Despite US Government sequestration, furloughs and other budget woes, KM Institute, the Washington, DC-based global leader in KM training and certification, this week welcomed its largest class ever (35 students) to its five-day Certified Knowledge Manager program. In fact, the company had to establish a waiting list several weeks ahead of time, and defer some students' attendance to their fall programs.
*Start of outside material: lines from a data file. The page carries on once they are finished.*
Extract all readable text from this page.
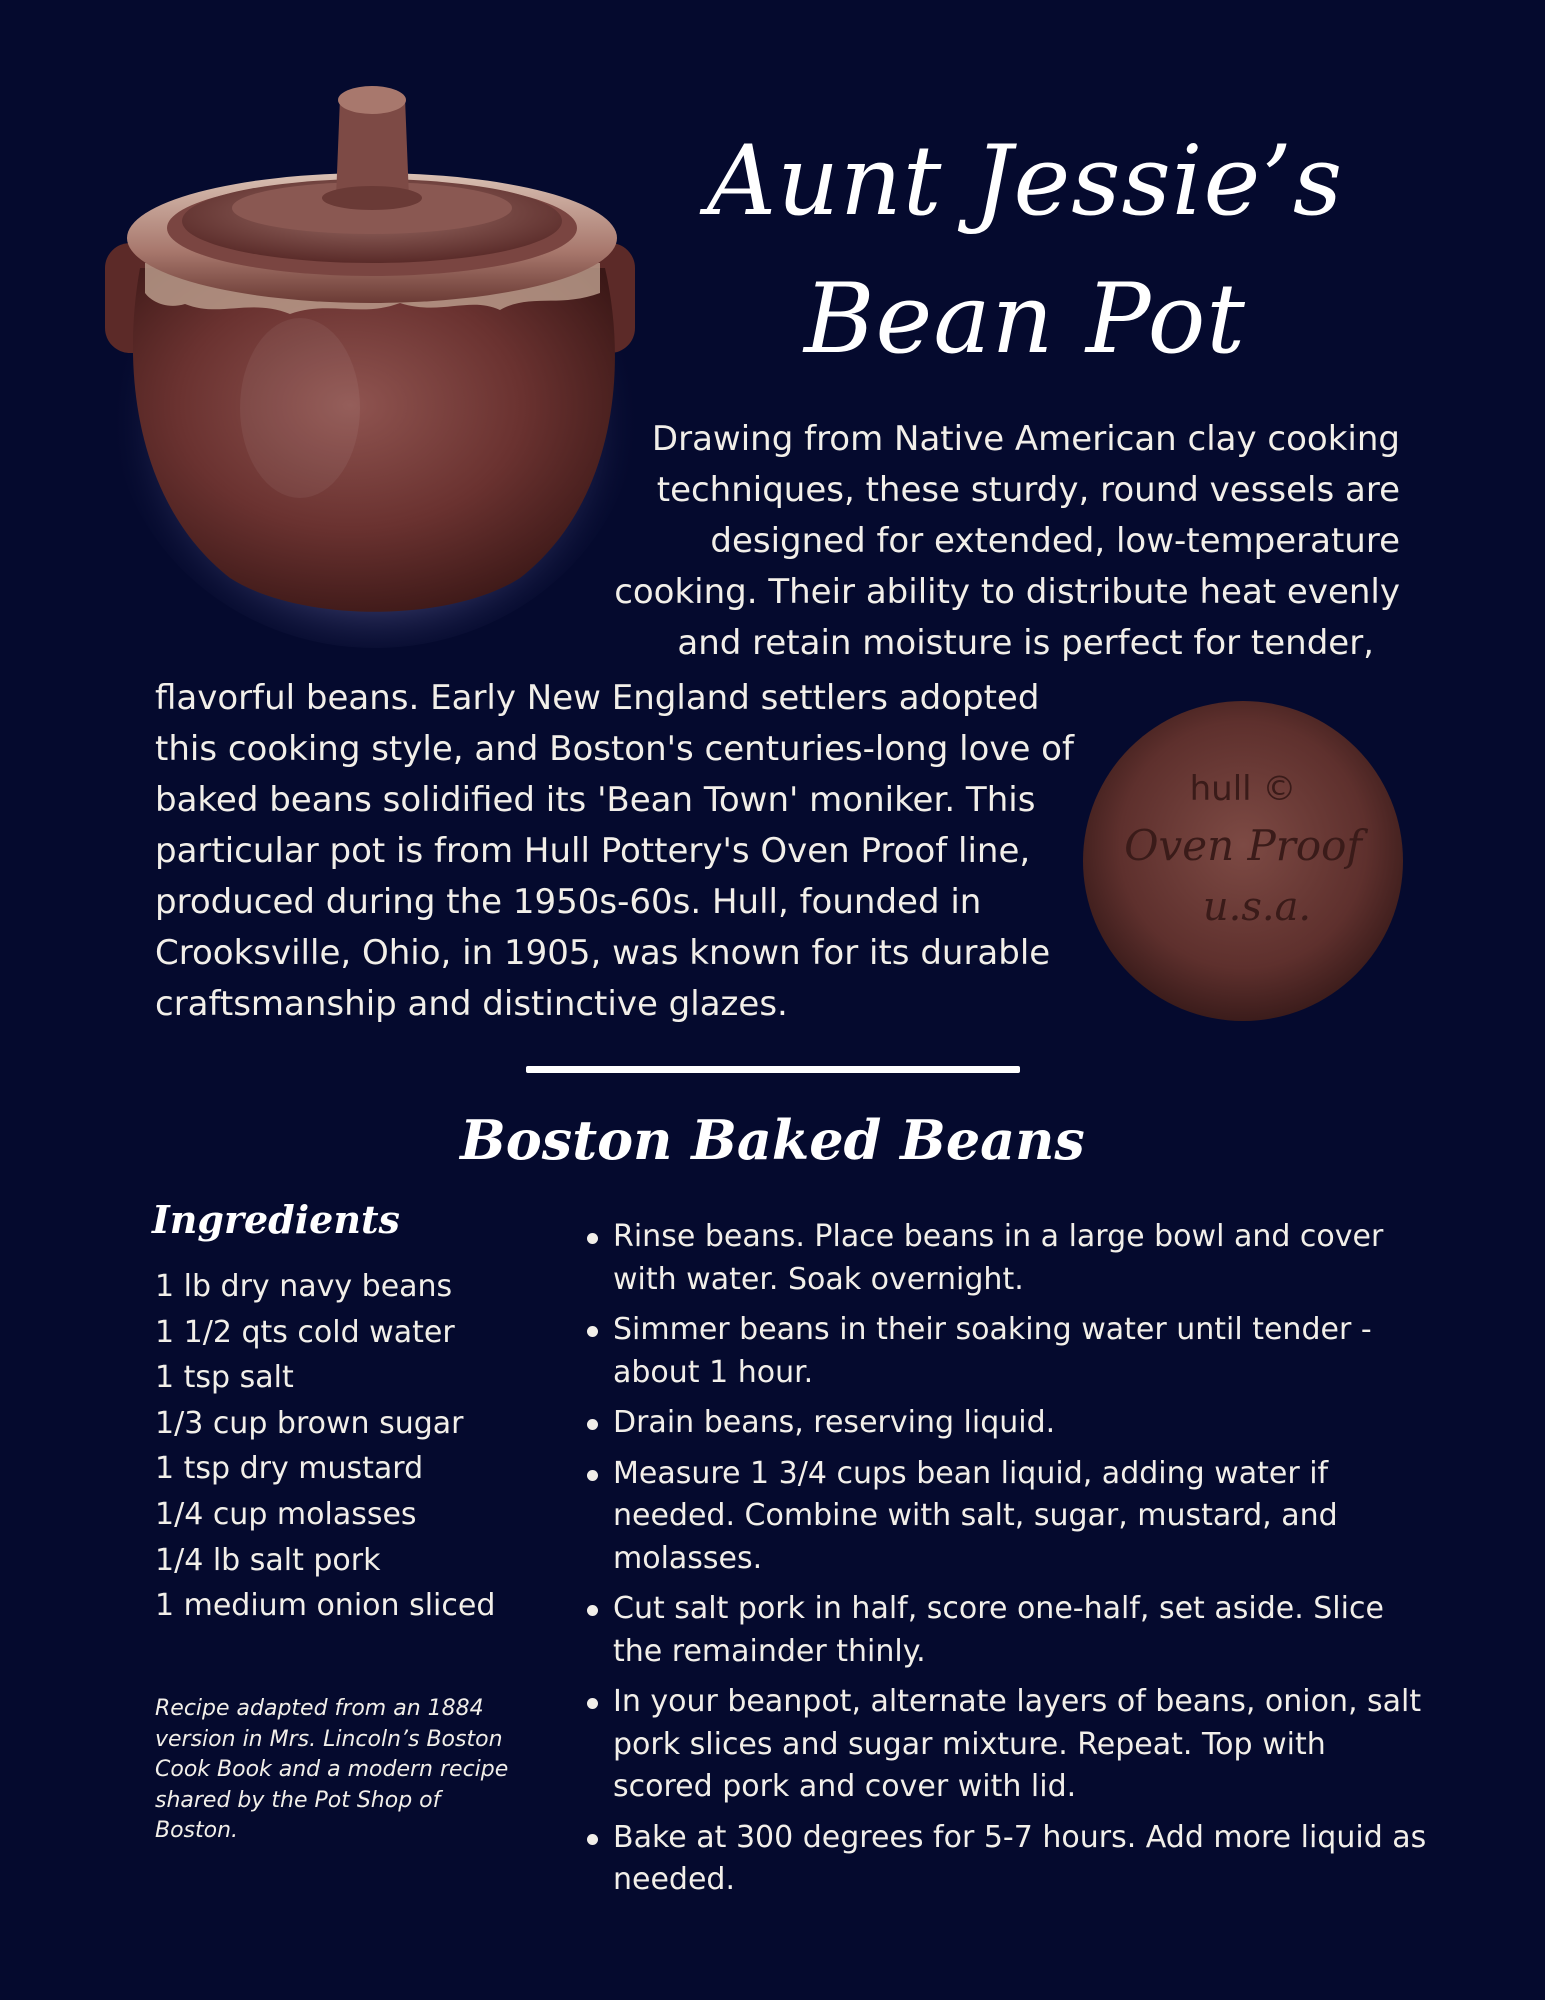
Aunt Jessie’s
Bean Pot
Drawing from Native American clay cooking
techniques, these sturdy, round vessels are
designed for extended, low-temperature
cooking. Their ability to distribute heat evenly
and retain moisture is perfect for tender,
flavorful beans. Early New England settlers adopted
this cooking style, and Boston's centuries-long love of
baked beans solidified its 'Bean Town' moniker. This
particular pot is from Hull Pottery's Oven Proof line,
produced during the 1950s-60s. Hull, founded in
Crooksville, Ohio, in 1905, was known for its durable
craftsmanship and distinctive glazes.
hull ©
Oven Proof
u.s.a.
Boston Baked Beans
Ingredients
1 lb dry navy beans
1 1/2 qts cold water
1 tsp salt
1/3 cup brown sugar
1 tsp dry mustard
1/4 cup molasses
1/4 lb salt pork
1 medium onion sliced
Recipe adapted from an 1884
version in Mrs. Lincoln’s Boston
Cook Book and a modern recipe
shared by the Pot Shop of
Boston.
Rinse beans. Place beans in a large bowl and cover
with water. Soak overnight.
Simmer beans in their soaking water until tender -
about 1 hour.
Drain beans, reserving liquid.
Measure 1 3/4 cups bean liquid, adding water if
needed. Combine with salt, sugar, mustard, and
molasses.
Cut salt pork in half, score one-half, set aside. Slice
the remainder thinly.
In your beanpot, alternate layers of beans, onion, salt
pork slices and sugar mixture. Repeat. Top with
scored pork and cover with lid.
Bake at 300 degrees for 5-7 hours. Add more liquid as
needed.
Says Douglas Weidner, Chairman and Chief Instructor, "Others may say 'KM is dead,' but we are happy to report there remains a high demand for our training. We feel this is a strong indicator that KM is in fact, very much alive. Not just in the public sector where we have been dominant throughout our history, but in a number of private sector firms as well as leading non-governmental organizations."
This week's class includes attendees from all parts of the U.S., and from the nations of Saudi Arabia, Yemen, India, Guatemala and Haiti.
Firms represented include: the U.S. Government and Military, Booz Allen Hamilton, The World Bank, The Red Cross, The Inter-American Development Bank, Compassion International, ExxonMobil, Cubist Pharmaceuticals, GIZ, Cempro, LMI Consulting, The United Nations Development Program, Medtronic, WBB Inc. Consultants, The Saudi Government, and Empire State University of NY.
All attendees will complete the newly revised Certified Knowledge Practitioner or Manager courses, enhanced by online e-learning and new content derived from the latest in workplace learning and KM research. They will hear from guest instructors who are current KM practitioners, participate in practical exercises to build their own personal KM Portfolios -- knowledge they will take back and begin to apply immediately in their respective workplaces, and use to train their teams.
Prior to the week-long program, each class member joined the KMI Knowledge Hub for pre-class orientation. They will enjoy ongoing membership in the Hub, which will be continuously updated with new premium content -- videotaped lectures from future sessions, new research and the students' own contributions.